A: You can have your data from Site Catalyst to be extracted via data warehouse and get it stored into your server. This can then be easily extracted into R. Alternatively, similar to the RGoogleanalytics package, there is a package named RSiteCatalyst. Here’s a link to the package homepage: http://cran.r-project.org/web/packages/RSiteCatalyst/
Q: How can I get this dataset from Google Analytics in the form of a table?
A: You can export your Google Analytics data into a .csv file and get it into R using the read.table() function.
Q: How exactly is machine language related to our situation?
A: Machine Learning is a class of algorithms that form the core of predictive models. These algorithms are based on Statistical and Mathematical formulas. Hence, a model built on these Machine Learning Algorithms can be used to predict the probabilities of occurrence of future events.
Q: I didn’t see any equation when you were building the model? Did I miss something?
A: In the first argument to the glm function, we mentioned the Response and Predictor Variables separated by a ~ sign which forms the equation for that particular model. The response variable in our case was ‘label’ and we used all the rest of the variables as predictors. R has this neat way of describing all the variables in a data frame by a “.” (dot). If we need to type discrete variables names, we need to separate them by a + sign. In this case, the glm function would look like glm (label ~ Is_holiday + Is_gift + bSumPrice + bMinPrice).
Q: Can you please share the ‘differentiating factors’ about the approach Tatvic has took in Web Analytics using its ‘Web Analytics Framework’. Can we do whatever you have explained in this webinar using Tatvic’s ‘Web Analytics Framework’?
A: The key differentiating factors that we use in our approach while using Web Analytics Framework is focus on ROI part. Whatever activity we would carry out for you we would keep ROI in mind and help you win either at revenue part or help you identify redundant areas where cost can be optimized.
Regarding the second part of your question, we would say yes. The top end part of web analytics activity cycle leads to prediction, forecasting and personalization where you can use the learning from this webinar.

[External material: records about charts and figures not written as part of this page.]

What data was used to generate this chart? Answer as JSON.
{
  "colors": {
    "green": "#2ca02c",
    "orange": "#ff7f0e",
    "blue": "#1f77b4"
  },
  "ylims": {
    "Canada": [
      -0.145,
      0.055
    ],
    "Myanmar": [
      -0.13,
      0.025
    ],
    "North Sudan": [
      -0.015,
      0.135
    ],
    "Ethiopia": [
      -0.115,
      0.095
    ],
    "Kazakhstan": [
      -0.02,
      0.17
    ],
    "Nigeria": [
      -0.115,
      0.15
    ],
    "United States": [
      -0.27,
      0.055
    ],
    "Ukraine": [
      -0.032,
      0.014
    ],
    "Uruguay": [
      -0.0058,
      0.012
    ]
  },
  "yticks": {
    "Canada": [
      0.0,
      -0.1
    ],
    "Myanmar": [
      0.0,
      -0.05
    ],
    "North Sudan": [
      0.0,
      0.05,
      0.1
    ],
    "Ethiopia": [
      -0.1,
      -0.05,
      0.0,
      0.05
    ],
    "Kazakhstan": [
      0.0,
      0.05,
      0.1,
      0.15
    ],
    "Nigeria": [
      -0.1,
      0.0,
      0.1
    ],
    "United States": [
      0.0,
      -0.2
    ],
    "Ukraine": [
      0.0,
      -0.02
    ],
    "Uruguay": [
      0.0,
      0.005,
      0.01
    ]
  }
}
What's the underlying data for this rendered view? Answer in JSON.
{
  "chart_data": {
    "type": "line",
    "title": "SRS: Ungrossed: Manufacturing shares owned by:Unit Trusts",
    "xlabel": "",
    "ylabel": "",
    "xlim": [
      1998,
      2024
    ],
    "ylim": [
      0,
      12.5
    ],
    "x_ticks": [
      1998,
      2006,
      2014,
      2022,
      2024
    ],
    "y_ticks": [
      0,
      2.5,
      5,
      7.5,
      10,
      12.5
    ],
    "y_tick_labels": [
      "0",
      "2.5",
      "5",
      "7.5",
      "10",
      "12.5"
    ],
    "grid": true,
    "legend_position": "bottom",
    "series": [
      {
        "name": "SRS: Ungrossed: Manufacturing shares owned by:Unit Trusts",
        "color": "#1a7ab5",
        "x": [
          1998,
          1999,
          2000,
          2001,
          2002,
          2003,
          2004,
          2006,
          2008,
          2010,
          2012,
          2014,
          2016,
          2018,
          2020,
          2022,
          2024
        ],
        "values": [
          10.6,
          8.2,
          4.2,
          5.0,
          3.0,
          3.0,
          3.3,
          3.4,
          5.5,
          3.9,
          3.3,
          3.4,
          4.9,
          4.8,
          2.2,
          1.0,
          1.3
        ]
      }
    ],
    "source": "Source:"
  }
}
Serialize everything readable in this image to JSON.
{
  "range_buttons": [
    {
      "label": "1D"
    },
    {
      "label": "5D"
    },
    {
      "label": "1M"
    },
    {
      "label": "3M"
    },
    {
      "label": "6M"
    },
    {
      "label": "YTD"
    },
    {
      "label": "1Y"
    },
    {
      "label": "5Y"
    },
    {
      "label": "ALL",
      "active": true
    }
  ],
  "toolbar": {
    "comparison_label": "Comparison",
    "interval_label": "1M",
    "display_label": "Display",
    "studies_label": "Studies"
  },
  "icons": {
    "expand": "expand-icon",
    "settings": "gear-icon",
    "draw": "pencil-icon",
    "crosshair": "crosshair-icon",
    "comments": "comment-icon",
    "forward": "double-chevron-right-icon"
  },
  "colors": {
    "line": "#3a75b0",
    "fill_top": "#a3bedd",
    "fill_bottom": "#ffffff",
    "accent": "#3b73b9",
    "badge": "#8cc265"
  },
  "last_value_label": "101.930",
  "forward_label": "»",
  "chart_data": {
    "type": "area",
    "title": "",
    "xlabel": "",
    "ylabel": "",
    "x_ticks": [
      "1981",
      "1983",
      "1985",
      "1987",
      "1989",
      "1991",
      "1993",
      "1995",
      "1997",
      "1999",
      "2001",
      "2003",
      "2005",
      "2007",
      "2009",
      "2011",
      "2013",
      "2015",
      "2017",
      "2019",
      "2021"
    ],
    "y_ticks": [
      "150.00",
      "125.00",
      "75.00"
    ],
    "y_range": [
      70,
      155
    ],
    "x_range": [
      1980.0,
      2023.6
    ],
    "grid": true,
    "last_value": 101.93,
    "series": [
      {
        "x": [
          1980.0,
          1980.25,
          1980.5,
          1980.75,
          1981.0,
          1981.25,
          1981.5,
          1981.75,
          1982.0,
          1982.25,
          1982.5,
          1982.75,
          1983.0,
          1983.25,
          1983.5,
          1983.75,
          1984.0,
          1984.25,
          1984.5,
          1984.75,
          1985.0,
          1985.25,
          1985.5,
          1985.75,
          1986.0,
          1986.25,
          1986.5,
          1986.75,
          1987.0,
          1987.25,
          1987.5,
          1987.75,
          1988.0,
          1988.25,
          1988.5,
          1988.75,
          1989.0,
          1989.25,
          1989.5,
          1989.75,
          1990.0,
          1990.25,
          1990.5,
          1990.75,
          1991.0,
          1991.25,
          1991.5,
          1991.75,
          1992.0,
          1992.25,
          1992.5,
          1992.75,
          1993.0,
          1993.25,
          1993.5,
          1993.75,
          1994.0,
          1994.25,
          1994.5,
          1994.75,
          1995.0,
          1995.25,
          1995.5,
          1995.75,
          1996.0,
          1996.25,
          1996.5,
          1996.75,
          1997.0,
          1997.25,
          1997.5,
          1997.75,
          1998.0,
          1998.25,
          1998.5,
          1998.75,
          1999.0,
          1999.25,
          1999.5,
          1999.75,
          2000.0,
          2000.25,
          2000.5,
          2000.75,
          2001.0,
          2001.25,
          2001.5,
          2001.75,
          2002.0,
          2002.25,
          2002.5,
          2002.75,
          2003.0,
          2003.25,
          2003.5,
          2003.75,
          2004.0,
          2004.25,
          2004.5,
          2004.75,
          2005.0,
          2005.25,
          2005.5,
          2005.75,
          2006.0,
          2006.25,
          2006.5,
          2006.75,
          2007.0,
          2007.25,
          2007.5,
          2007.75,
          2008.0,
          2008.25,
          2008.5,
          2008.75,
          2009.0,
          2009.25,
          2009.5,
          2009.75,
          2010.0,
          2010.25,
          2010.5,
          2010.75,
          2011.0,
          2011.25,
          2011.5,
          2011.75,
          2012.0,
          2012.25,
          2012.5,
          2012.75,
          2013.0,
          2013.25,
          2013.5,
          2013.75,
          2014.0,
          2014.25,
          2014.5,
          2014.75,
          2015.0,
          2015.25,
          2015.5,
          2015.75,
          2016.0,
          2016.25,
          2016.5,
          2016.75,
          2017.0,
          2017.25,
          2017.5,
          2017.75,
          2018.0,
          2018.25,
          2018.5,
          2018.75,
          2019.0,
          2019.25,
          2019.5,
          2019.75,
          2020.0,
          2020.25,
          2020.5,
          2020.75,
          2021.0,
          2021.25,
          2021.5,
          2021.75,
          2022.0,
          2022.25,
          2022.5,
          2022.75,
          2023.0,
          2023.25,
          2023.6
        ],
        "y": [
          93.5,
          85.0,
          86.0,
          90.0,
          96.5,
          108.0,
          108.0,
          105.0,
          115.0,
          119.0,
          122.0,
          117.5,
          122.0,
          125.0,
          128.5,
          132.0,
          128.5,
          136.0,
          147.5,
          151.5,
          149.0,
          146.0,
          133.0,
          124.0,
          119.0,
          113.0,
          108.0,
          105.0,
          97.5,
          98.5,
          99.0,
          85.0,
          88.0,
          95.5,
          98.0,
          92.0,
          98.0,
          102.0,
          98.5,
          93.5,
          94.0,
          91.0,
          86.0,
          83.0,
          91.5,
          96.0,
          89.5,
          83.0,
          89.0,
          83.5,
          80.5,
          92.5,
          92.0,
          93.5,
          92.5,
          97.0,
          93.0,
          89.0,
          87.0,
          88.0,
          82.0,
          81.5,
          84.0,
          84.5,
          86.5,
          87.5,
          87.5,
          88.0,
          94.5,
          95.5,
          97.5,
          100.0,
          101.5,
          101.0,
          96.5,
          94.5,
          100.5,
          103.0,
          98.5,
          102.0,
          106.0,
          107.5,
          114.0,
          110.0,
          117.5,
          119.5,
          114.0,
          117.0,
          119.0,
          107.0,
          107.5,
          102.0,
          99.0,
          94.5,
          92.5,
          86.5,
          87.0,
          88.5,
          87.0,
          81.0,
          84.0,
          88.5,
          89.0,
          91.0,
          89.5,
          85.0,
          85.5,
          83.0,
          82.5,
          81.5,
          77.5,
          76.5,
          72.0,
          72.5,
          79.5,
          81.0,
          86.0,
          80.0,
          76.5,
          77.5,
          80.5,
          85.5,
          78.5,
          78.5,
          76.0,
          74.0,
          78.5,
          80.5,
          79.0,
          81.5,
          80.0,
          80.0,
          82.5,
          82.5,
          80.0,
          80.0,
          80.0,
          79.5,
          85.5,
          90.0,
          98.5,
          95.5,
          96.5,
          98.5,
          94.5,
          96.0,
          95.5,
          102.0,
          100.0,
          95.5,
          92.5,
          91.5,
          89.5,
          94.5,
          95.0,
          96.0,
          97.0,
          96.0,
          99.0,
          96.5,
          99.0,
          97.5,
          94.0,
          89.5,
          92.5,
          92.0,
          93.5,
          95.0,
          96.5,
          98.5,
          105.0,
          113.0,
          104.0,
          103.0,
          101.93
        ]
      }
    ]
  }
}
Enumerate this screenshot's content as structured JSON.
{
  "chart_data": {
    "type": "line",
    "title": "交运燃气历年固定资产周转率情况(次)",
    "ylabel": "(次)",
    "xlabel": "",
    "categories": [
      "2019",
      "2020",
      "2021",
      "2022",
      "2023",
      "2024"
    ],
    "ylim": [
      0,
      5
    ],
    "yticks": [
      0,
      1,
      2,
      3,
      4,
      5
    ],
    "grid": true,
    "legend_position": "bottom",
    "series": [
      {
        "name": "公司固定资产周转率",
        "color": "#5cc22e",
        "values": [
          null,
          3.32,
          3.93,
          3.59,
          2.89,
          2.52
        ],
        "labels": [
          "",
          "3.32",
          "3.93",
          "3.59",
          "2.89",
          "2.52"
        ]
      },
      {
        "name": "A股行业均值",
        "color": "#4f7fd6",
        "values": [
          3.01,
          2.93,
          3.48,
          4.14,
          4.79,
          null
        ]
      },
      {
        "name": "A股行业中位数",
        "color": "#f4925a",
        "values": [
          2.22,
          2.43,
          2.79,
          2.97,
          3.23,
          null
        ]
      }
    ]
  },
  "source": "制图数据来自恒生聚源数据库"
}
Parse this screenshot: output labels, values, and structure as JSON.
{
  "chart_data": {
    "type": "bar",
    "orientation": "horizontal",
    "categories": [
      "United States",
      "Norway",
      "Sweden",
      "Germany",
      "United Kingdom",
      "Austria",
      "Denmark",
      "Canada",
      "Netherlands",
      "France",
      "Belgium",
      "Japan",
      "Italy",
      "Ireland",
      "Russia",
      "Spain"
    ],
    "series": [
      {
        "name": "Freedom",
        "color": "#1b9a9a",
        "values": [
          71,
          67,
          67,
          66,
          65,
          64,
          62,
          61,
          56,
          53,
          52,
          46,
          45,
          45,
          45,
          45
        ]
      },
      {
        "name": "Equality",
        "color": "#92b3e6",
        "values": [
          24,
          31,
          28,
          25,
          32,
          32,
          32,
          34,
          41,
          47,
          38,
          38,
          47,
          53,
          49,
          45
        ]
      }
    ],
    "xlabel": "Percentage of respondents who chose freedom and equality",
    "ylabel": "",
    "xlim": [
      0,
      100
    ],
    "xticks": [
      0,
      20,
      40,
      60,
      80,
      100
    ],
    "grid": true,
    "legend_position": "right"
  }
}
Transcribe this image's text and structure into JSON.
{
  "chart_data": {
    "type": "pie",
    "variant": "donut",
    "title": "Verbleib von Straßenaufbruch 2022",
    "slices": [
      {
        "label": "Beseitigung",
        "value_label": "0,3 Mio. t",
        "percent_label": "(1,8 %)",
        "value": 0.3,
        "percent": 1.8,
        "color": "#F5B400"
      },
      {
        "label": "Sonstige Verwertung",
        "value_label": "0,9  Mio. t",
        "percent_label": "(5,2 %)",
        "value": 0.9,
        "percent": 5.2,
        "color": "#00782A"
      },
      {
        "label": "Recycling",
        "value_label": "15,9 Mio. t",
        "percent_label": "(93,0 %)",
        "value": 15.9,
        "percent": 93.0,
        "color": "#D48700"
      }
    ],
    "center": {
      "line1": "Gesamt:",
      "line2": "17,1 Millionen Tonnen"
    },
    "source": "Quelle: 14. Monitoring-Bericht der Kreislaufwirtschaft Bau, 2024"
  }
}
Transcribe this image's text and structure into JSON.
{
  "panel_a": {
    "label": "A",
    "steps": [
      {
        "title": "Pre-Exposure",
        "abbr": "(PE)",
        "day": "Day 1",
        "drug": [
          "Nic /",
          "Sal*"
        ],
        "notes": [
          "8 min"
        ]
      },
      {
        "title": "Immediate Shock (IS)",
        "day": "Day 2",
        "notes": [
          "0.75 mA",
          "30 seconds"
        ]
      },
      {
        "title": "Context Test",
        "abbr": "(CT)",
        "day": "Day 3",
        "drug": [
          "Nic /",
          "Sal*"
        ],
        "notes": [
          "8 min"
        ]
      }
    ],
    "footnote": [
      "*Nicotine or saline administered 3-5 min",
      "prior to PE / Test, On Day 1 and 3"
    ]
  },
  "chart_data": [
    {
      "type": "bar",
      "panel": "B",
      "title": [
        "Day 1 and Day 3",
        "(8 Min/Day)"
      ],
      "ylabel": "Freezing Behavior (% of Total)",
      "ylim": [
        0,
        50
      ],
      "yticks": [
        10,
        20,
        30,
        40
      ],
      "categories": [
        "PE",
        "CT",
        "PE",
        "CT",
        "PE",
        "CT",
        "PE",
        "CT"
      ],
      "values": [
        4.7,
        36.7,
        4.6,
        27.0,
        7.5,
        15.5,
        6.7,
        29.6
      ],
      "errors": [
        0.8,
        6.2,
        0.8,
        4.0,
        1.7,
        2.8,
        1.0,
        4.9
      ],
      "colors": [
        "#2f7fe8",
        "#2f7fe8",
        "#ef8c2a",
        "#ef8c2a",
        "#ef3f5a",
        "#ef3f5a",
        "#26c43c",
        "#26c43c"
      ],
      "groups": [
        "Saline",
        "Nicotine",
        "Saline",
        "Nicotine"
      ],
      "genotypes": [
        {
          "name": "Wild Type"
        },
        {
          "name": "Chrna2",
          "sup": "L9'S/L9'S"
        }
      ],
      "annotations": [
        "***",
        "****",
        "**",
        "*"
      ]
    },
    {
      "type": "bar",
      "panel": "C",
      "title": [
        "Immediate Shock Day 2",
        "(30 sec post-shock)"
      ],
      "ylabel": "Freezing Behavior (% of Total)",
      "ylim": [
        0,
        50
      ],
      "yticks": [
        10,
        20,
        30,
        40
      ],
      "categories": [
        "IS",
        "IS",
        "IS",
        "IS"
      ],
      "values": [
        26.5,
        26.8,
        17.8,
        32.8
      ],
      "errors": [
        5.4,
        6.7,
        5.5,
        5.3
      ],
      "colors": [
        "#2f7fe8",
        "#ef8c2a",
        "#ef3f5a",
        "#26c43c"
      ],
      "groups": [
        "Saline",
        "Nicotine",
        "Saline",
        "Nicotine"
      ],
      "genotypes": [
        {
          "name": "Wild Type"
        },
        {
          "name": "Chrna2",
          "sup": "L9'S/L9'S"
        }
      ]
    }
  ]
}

Q: Which R command was the machine learning algorithm?
A: We used the Logistic Regression technique for building the model. This was done using the glm() function.
Q: You demoed using transaction info, which is detailed data (lower level). The other reports in GA are aggregated. Is it applicable in this other cases too?
A: In our case, we wanted to know individual transaction ids where probability of returns is higher to bucket those individuals and send customized offers to ensure retention. However, you can use aggregate level parameters to check for example areas/regions from where you are getting maximum returns, etc. So, depending upon requirement, we can either focus on lower level or top level data sets.
Q: How do you determine the most important variables in the model?
A: In order to identify the important variables, we need to perform Univariate Analysis, in which we create the model with individual Predictor Variables one at a time and analyze the p-values for these variables. If the p-values are greater than the significance level (0.005), then these variables can be removed. At the end of this process, we end up with the statistically important variables. Alternatively, we can also check the correlations of the Response variables to each of the Predictor Variables. The variables with strong correlation can be regarded as important.
Q: Do you have a procedure for a complete predictive model, including refining what you did in the webinar?
A: Yes. An insight into all the steps associated with Predictive Modeling can be found here: http://bit.ly/1bZ4OIZ.
Q: What would be the best career advice for someone with software engineering background and currently studying MBA in US who is interested in predictive analytics?
A: Predictive Analytics is a very exciting field to work on. Data has the potential to solve a variety of problems. We would suggest starting out by exploring public datasets and also competing with other data scientists on real life problems like the ones on Kaggle.